The officer hesitated.
Then reluctantly answered:
“Joga.”
Bhaag looked up sharply.
“He identified every hidden route correctly.”
Another strange chill moved through her.
How could someone learn forests that intimately?
Unless…
He truly had lived inside them.
A younger officer suddenly rushed into the room holding documents.
“Sir, satellite reports confirm illegal movement near border sectors again.”
Rana cursed under his breath.
“Same routes?”
“Yes.”
Bhaag looked toward the interrogation hallway instinctively.
Joga already knew.
Somehow he always knew.
The next morning arrived cold and silent.
Before sunrise, Bhaag stood awake inside the guest quarters arranged for her near the prison compound.
Sleep had abandoned her completely.
She stepped outside onto the balcony overlooking distant forest hills barely visible beneath pale mist.
The world looked suspended between darkness and dawn.
Then she noticed movement below.
Near the far security fence facing the forest.
Someone sitting alone.
Bhaag narrowed her eyes.
Joga.
A guard stood nearby watching him cautiously from distance while allowing him fresh morning air under supervision.

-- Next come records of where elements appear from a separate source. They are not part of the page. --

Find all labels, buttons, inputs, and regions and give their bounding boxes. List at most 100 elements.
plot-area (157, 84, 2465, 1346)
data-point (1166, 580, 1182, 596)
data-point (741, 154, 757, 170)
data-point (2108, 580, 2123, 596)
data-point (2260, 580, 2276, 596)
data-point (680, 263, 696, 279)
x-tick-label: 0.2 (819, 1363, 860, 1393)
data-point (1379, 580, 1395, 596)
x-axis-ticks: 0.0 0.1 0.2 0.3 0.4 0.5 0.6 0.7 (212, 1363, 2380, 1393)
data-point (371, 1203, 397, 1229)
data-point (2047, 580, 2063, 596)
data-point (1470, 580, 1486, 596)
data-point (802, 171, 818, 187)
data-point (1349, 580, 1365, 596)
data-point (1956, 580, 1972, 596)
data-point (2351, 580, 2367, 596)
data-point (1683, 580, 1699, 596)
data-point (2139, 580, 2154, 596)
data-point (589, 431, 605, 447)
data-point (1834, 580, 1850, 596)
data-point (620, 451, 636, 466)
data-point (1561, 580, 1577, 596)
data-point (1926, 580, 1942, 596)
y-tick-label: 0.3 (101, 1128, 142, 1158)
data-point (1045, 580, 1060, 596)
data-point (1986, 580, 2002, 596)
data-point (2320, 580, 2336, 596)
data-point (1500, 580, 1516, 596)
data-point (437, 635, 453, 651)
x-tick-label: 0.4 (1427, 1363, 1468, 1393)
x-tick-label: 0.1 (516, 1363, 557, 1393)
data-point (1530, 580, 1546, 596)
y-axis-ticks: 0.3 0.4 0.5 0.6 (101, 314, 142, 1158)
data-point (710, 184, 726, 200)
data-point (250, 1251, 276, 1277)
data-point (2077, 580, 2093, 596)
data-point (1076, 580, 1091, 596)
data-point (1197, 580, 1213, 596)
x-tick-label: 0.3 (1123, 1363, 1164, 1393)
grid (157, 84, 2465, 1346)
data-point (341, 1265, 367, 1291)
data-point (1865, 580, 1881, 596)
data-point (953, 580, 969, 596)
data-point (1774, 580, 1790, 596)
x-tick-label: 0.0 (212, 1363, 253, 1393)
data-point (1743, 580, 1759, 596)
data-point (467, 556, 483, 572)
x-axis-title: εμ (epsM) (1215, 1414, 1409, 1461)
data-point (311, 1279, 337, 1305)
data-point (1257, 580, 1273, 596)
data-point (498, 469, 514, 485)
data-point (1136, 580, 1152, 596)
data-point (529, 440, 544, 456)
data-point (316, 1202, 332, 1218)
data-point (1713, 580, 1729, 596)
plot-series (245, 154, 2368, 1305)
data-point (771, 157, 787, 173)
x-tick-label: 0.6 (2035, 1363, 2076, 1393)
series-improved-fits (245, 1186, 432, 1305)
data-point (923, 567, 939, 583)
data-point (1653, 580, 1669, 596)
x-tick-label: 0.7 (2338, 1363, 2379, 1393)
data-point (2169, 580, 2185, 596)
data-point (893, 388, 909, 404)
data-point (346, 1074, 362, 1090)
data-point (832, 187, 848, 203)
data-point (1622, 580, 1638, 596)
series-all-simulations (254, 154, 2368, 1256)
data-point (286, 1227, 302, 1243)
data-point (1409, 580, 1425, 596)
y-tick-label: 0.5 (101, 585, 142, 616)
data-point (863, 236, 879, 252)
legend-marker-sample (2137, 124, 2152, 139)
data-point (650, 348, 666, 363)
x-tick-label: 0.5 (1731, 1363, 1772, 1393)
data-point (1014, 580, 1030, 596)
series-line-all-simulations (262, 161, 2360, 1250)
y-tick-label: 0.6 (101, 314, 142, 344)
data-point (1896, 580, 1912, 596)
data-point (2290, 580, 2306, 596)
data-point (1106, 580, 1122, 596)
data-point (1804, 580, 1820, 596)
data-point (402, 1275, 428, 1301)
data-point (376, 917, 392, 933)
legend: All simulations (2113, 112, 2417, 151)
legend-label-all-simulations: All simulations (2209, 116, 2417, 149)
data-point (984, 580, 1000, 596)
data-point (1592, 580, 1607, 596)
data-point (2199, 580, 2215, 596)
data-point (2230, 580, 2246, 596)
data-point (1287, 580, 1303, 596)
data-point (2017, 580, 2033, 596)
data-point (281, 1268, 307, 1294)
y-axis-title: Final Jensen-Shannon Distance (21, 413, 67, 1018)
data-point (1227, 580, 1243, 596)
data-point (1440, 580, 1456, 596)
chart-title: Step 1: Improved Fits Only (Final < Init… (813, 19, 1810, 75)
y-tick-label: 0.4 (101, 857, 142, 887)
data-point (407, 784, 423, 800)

But Joga seemed unaware of everything around him.
He sat cross-legged silently facing the forest horizon.
Completely still.
The rising wind moved softly through his dark hair while early dawn light touched his face.
Then Bhaag heard it.
Softly.
Repeated like a breath.
“Waheguru…”
Again.
“Waheguru…”
Not dramatic.
Not performative.
Peaceful.
Ancient.
Like someone speaking to the universe itself.
Bhaag watched silently from above.
For the first time since meeting him, Joga no longer looked frightening.
He looked alone.
Deeply, impossibly alone.
Birds slowly began singing within distant trees as dawn approached.
And strangely…
the forest itself seemed to listen to him.